After an honorable discharge, Weiss worked in personnel management and then as a welfare investigator. Living in the West Village, he went to acting school. “I was bored and needed something and I saw an ad in the Village Voice.”
He developed a career acting in commercials and summer theater over the next two decades. He was also an acting teacher at HB Studio. A particularly rewarding time of his career was when he played David Letterman’s roommate Bob in a long-running series of TV skits.
In the 1990s, Weiss was living in California, feeling very isolated, and fell into a deep depression. He returned to New York and was hospitalized several times over the next 15 years.
Weiss says the support offered by his cousin Brian Lawrence has been critical to his survival. “I’d be nowhere without him.” In 2014, Brian’s mother was concerned about a very disturbing phone call from Weiss telling her he thought he would be “departed” soon.
A good candidate for Electro Convulsive Therapy
Brian, who had been an advocate for his own father who suffered from mental illness, visited Weiss and saw an immediate intervention was needed. Weiss was hospitalized for two months. But seeing no improvement in his cousin, Brian says he came up with the idea of Electro Convulsive Therapy (ECT) for his cousin because he remembered his uncle had been treated with ECT with good results.
As a patient for whom other treatments did not seem to have success, Weiss was considered to be a good candidate for ECT. He was apprehensive but open to taking a chance. “It was a new experience,” he says. After a few treatments, he says he started to feel better. He also takes a lot of medication “for everything.”

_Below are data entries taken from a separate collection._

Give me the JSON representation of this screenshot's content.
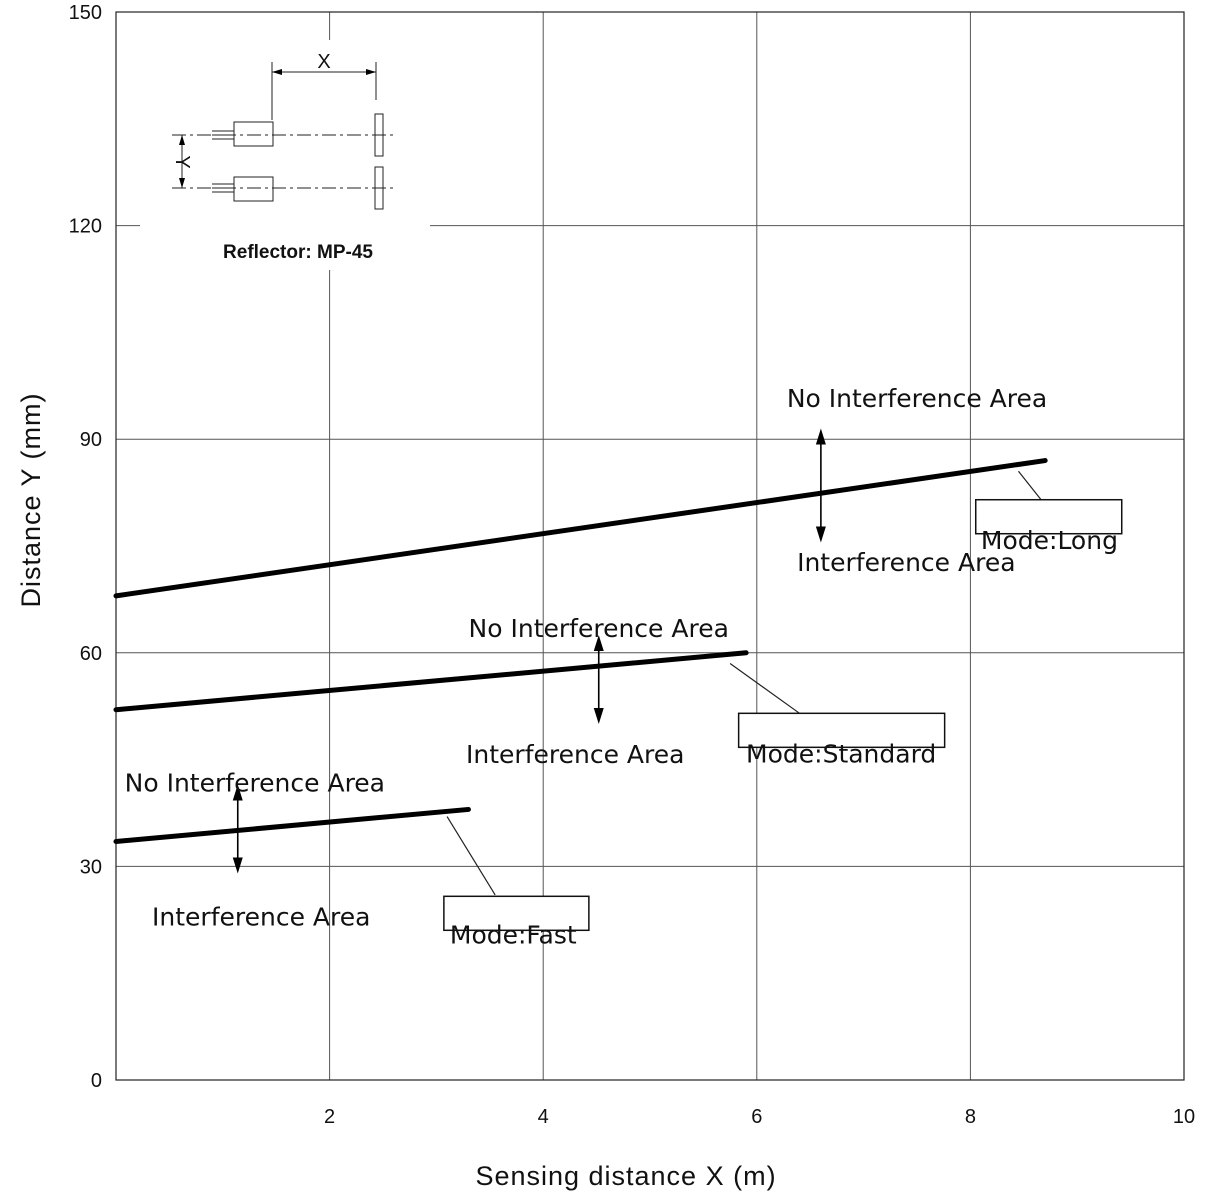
{
  "chart_data": {
    "type": "line",
    "xlabel": "Sensing distance X (m)",
    "ylabel": "Distance Y (mm)",
    "xlim": [
      0,
      10
    ],
    "ylim": [
      0,
      150
    ],
    "x_ticks": [
      "2",
      "4",
      "6",
      "8",
      "10"
    ],
    "y_ticks": [
      "0",
      "30",
      "60",
      "90",
      "120",
      "150"
    ],
    "grid": true,
    "series": [
      {
        "name": "Mode:Long",
        "x": [
          0,
          8.7
        ],
        "y": [
          68,
          87
        ]
      },
      {
        "name": "Mode:Standard",
        "x": [
          0,
          5.9
        ],
        "y": [
          52,
          60
        ]
      },
      {
        "name": "Mode:Fast",
        "x": [
          0,
          3.3
        ],
        "y": [
          33.5,
          38
        ]
      }
    ],
    "annotations": [
      {
        "upper": "No Interference Area",
        "lower": "Interference Area",
        "series": "Mode:Long"
      },
      {
        "upper": "No Interference Area",
        "lower": "Interference Area",
        "series": "Mode:Standard"
      },
      {
        "upper": "No Interference Area",
        "lower": "Interference Area",
        "series": "Mode:Fast"
      }
    ],
    "inset": {
      "x_label": "X",
      "y_label": "Y",
      "caption": "Reflector: MP-45"
    }
  }
}
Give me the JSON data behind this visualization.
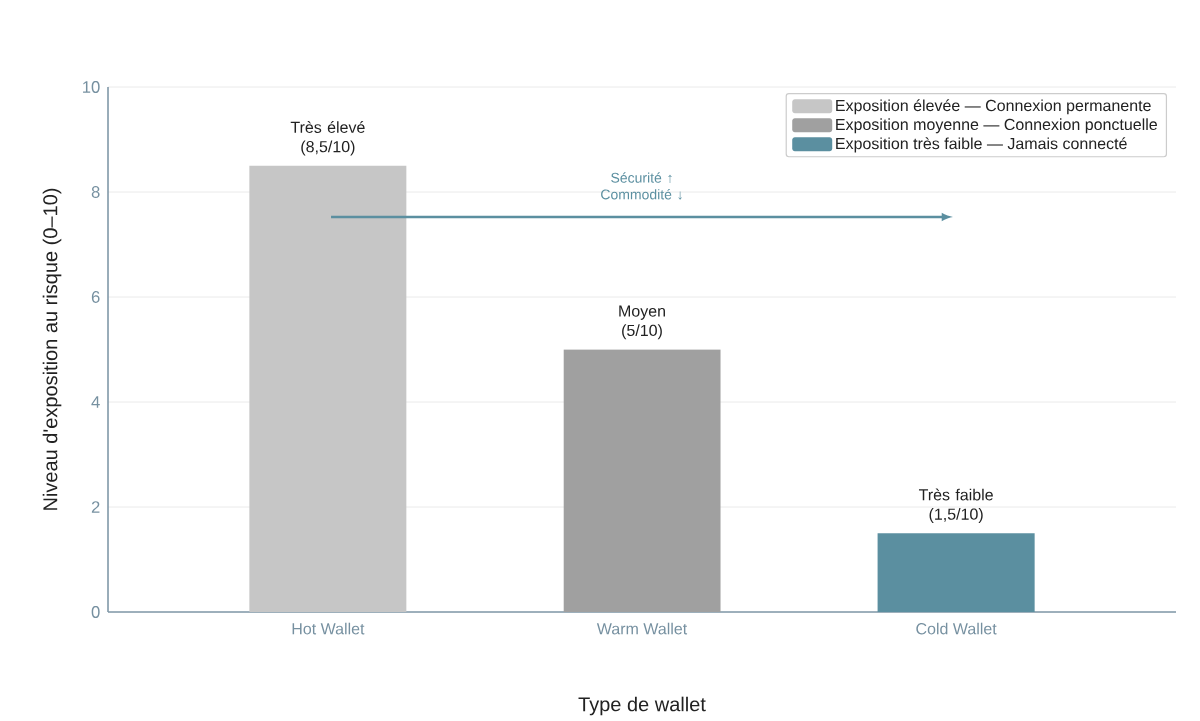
{
  "chart_data": {
    "type": "bar",
    "categories": [
      "Hot Wallet",
      "Warm Wallet",
      "Cold Wallet"
    ],
    "series": [
      {
        "name": "Exposition élevée — Connexion permanente",
        "color": "#c6c6c6",
        "values": [
          8.5,
          null,
          null
        ],
        "value_labels": [
          "Très élevé (8,5/10)",
          null,
          null
        ]
      },
      {
        "name": "Exposition moyenne — Connexion ponctuelle",
        "color": "#a0a0a0",
        "values": [
          null,
          5,
          null
        ],
        "value_labels": [
          null,
          "Moyen (5/10)",
          null
        ]
      },
      {
        "name": "Exposition très faible — Jamais connecté",
        "color": "#5b8fa0",
        "values": [
          null,
          null,
          1.5
        ],
        "value_labels": [
          null,
          null,
          "Très faible (1,5/10)"
        ]
      }
    ],
    "xlabel": "Type de wallet",
    "ylabel": "Niveau d'exposition au risque (0–10)",
    "ylim": [
      0,
      10
    ],
    "yticks": [
      0,
      2,
      4,
      6,
      8,
      10
    ],
    "grid": "y",
    "legend": "top right",
    "annotations": [
      "Sécurité ↑ Commodité ↓"
    ]
  }
}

The first treatment in 2015 did have good results but he relapsed into depression which was compounded by cancer and Parkinson’s diagnosis that followed in the next few years.
Since his second treatment, Weiss has felt upbeat enough to take walks and has found a new and helpful interest in spirituality.

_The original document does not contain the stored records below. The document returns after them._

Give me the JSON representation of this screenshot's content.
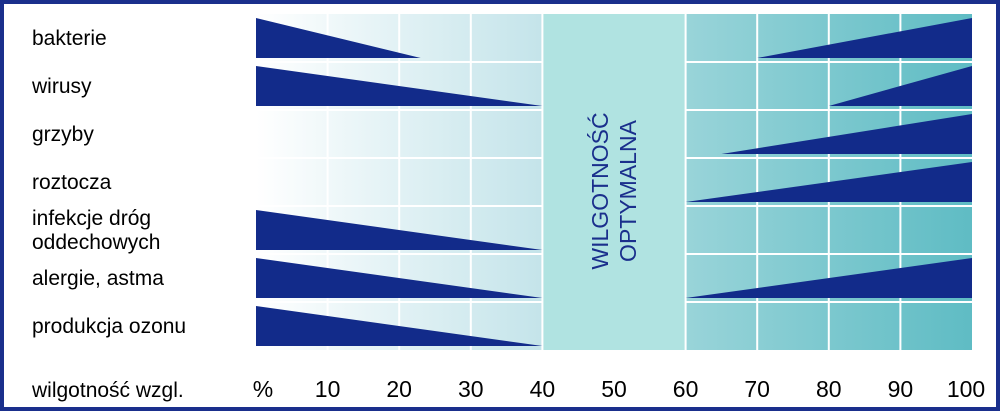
{
  "chart_data": {
    "type": "area",
    "x_axis_label": "wilgotność wzgl.",
    "x_unit": "%",
    "ticks": [
      10,
      20,
      30,
      40,
      50,
      60,
      70,
      80,
      90,
      100
    ],
    "xlim": [
      0,
      100
    ],
    "optimal_zone": {
      "range": [
        40,
        60
      ],
      "label_line1": "WILGOTNOŚĆ",
      "label_line2": "OPTYMALNA"
    },
    "rows": [
      {
        "label_lines": [
          "bakterie"
        ],
        "low": [
          0,
          23
        ],
        "high": [
          70,
          100
        ]
      },
      {
        "label_lines": [
          "wirusy"
        ],
        "low": [
          0,
          40
        ],
        "high": [
          80,
          100
        ]
      },
      {
        "label_lines": [
          "grzyby"
        ],
        "low": null,
        "high": [
          65,
          100
        ]
      },
      {
        "label_lines": [
          "roztocza"
        ],
        "low": null,
        "high": [
          60,
          100
        ]
      },
      {
        "label_lines": [
          "infekcje dróg",
          "oddechowych"
        ],
        "low": [
          0,
          40
        ],
        "high": null
      },
      {
        "label_lines": [
          "alergie, astma"
        ],
        "low": [
          0,
          40
        ],
        "high": [
          60,
          100
        ]
      },
      {
        "label_lines": [
          "produkcja ozonu"
        ],
        "low": [
          0,
          40
        ],
        "high": null
      }
    ],
    "colors": {
      "wedge": "#122b8a",
      "optimal_fill": "#b0e3e1",
      "gradient_end": "#5fbcc4",
      "frame": "#1a2f8c"
    }
  }
}
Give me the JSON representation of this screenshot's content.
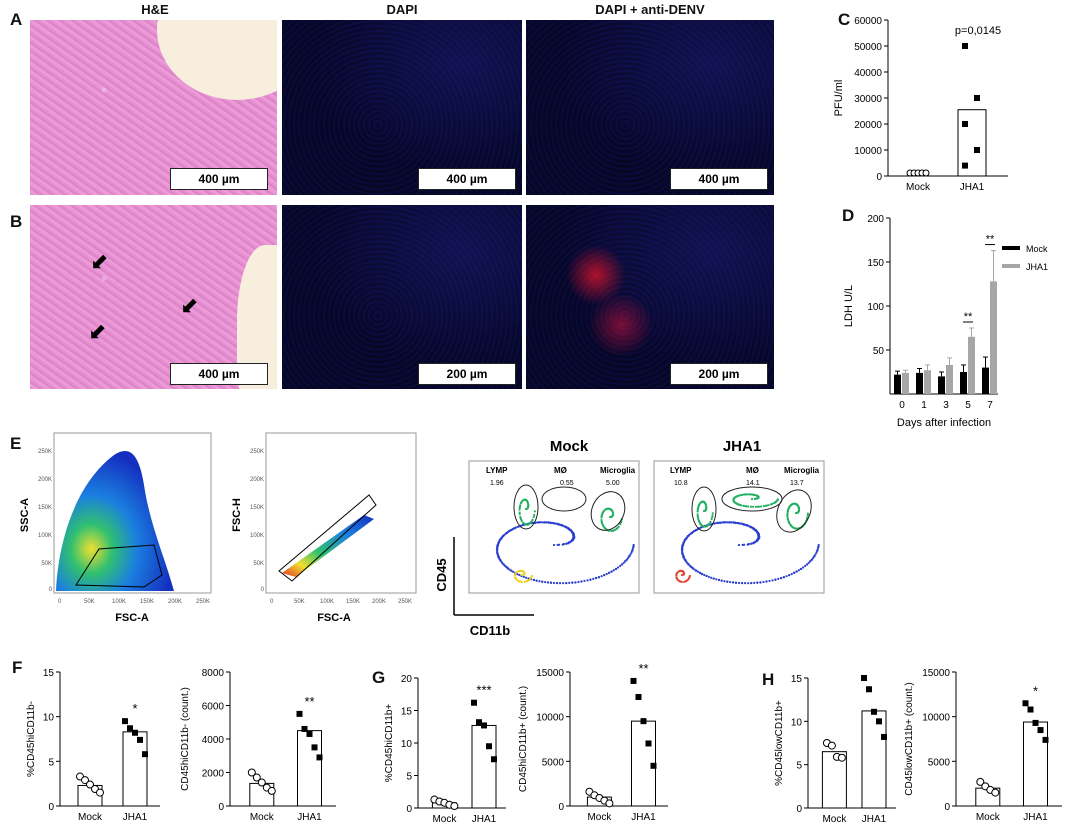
{
  "panel_letters": {
    "A": "A",
    "B": "B",
    "C": "C",
    "D": "D",
    "E": "E",
    "F": "F",
    "G": "G",
    "H": "H"
  },
  "micrograph_columns": [
    "H&E",
    "DAPI",
    "DAPI + anti-DENV"
  ],
  "scalebars": {
    "A": [
      "400 µm",
      "400 µm",
      "400 µm"
    ],
    "B": [
      "400 µm",
      "200 µm",
      "200 µm"
    ]
  },
  "flow": {
    "mock_title": "Mock",
    "jha1_title": "JHA1",
    "plot1": {
      "ylabel": "SSC-A",
      "xlabel": "FSC-A"
    },
    "plot2": {
      "ylabel": "FSC-H",
      "xlabel": "FSC-A"
    },
    "scatter_ticks": [
      "0",
      "50K",
      "100K",
      "150K",
      "200K",
      "250K"
    ],
    "gates": [
      "LYMP",
      "MØ",
      "Microglia"
    ],
    "mock_values": [
      "1.96",
      "0.55",
      "5.00"
    ],
    "jha1_values": [
      "10.8",
      "14.1",
      "13.7"
    ],
    "axis_y": "CD45",
    "axis_x": "CD11b"
  },
  "chart_data": [
    {
      "id": "C",
      "type": "bar",
      "categories": [
        "Mock",
        "JHA1"
      ],
      "values": [
        0,
        25500
      ],
      "points": [
        [
          0,
          0,
          0,
          0,
          0
        ],
        [
          50000,
          30000,
          20000,
          10000,
          4000
        ]
      ],
      "annotation": "p=0,0145",
      "ylabel": "PFU/ml",
      "ylim": [
        0,
        60000
      ],
      "yticks": [
        "0",
        "10000",
        "20000",
        "30000",
        "40000",
        "50000",
        "60000"
      ]
    },
    {
      "id": "D",
      "type": "bar",
      "categories": [
        "0",
        "1",
        "3",
        "5",
        "7"
      ],
      "series": [
        {
          "name": "Mock",
          "values": [
            22,
            24,
            20,
            25,
            30
          ],
          "errors": [
            4,
            5,
            5,
            8,
            12
          ]
        },
        {
          "name": "JHA1",
          "values": [
            24,
            27,
            33,
            65,
            128
          ],
          "errors": [
            3,
            6,
            8,
            10,
            35
          ]
        }
      ],
      "significance": [
        "",
        "",
        "",
        "**",
        "**"
      ],
      "xlabel": "Days after infection",
      "ylabel": "LDH U/L",
      "ylim": [
        0,
        200
      ],
      "yticks": [
        "50",
        "100",
        "150",
        "200"
      ]
    },
    {
      "id": "F1",
      "type": "bar",
      "categories": [
        "Mock",
        "JHA1"
      ],
      "values": [
        2.3,
        8.3
      ],
      "points": [
        [
          3.3,
          2.9,
          2.4,
          1.9,
          1.5
        ],
        [
          9.5,
          8.7,
          8.2,
          7.4,
          5.8
        ]
      ],
      "significance": "*",
      "ylabel": "%CD45hiCD11b-",
      "ylim": [
        0,
        15
      ],
      "yticks": [
        "0",
        "5",
        "10",
        "15"
      ]
    },
    {
      "id": "F2",
      "type": "bar",
      "categories": [
        "Mock",
        "JHA1"
      ],
      "values": [
        1350,
        4500
      ],
      "points": [
        [
          2000,
          1700,
          1400,
          1100,
          900
        ],
        [
          5500,
          4600,
          4300,
          3500,
          2900
        ]
      ],
      "significance": "**",
      "ylabel": "CD45hiCD11b- (count.)",
      "ylim": [
        0,
        8000
      ],
      "yticks": [
        "0",
        "2000",
        "4000",
        "6000",
        "8000"
      ]
    },
    {
      "id": "G1",
      "type": "bar",
      "categories": [
        "Mock",
        "JHA1"
      ],
      "values": [
        0.8,
        12.7
      ],
      "points": [
        [
          1.3,
          1.0,
          0.8,
          0.5,
          0.3
        ],
        [
          16.2,
          13.2,
          12.7,
          9.5,
          7.5
        ]
      ],
      "significance": "***",
      "ylabel": "%CD45hiCD11b+",
      "ylim": [
        0,
        20
      ],
      "yticks": [
        "0",
        "5",
        "10",
        "15",
        "20"
      ]
    },
    {
      "id": "G2",
      "type": "bar",
      "categories": [
        "Mock",
        "JHA1"
      ],
      "values": [
        1000,
        9500
      ],
      "points": [
        [
          1600,
          1200,
          900,
          600,
          300
        ],
        [
          14000,
          12200,
          9500,
          7000,
          4500
        ]
      ],
      "significance": "**",
      "ylabel": "CD45hiCD11b+ (count.)",
      "ylim": [
        0,
        15000
      ],
      "yticks": [
        "0",
        "5000",
        "10000",
        "15000"
      ]
    },
    {
      "id": "H1",
      "type": "bar",
      "categories": [
        "Mock",
        "JHA1"
      ],
      "values": [
        6.5,
        11.2
      ],
      "points": [
        [
          7.5,
          7.2,
          5.9,
          5.8
        ],
        [
          15.0,
          13.7,
          11.1,
          10.0,
          8.2
        ]
      ],
      "significance": "*",
      "ylabel": "%CD45lowCD11b+",
      "ylim": [
        0,
        15
      ],
      "yticks": [
        "0",
        "5",
        "10",
        "15"
      ]
    },
    {
      "id": "H2",
      "type": "bar",
      "categories": [
        "Mock",
        "JHA1"
      ],
      "values": [
        2000,
        9400
      ],
      "points": [
        [
          2700,
          2200,
          1800,
          1500
        ],
        [
          11500,
          10800,
          9300,
          8500,
          7400
        ]
      ],
      "significance": "*",
      "ylabel": "CD45lowCD11b+ (count.)",
      "ylim": [
        0,
        15000
      ],
      "yticks": [
        "0",
        "5000",
        "10000",
        "15000"
      ]
    }
  ]
}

“I’ve become an observant Jew,” he says. He regularly attends services locally and occasionally will go out to lunch with his cousin. This is a big positive change.
“Donald is also an old movie buff, watching Turner Classic Movies on a daily basis,” says Brian.
ECT effective treatment for depression
Dr. Justin Piershalski, a VA psychiatrist specializing in ECT, says Weiss is a good example of a patient who has benefited tremendously from ECT when nothing else worked. “The ECT of today is not the ECT of the fifties or the ECT of the movies,” says Dr. Piershalski, with the VA New York Harbor Healthcare System.
“Extensive research and experience have allowed us to deliver what remains the most effective treatment for depression with minimal memory impairment and side effects in the large majority of cases.”
He explains that, essentially, a patient under anesthesia, feeling nothing, receives a small electrical charge which induces a seizure which stops after a short time. This process is repeated 6-12 times over 3-4 weeks with the goal of achieving remission of depression. The effect can be profound for many people. After the treatments, the goal is to maintain the patient’s gains with medication and therapy.
“Dr. Piershalski is really very caring and most importantly communicative,” says Brian, commenting on the care his cousin has received.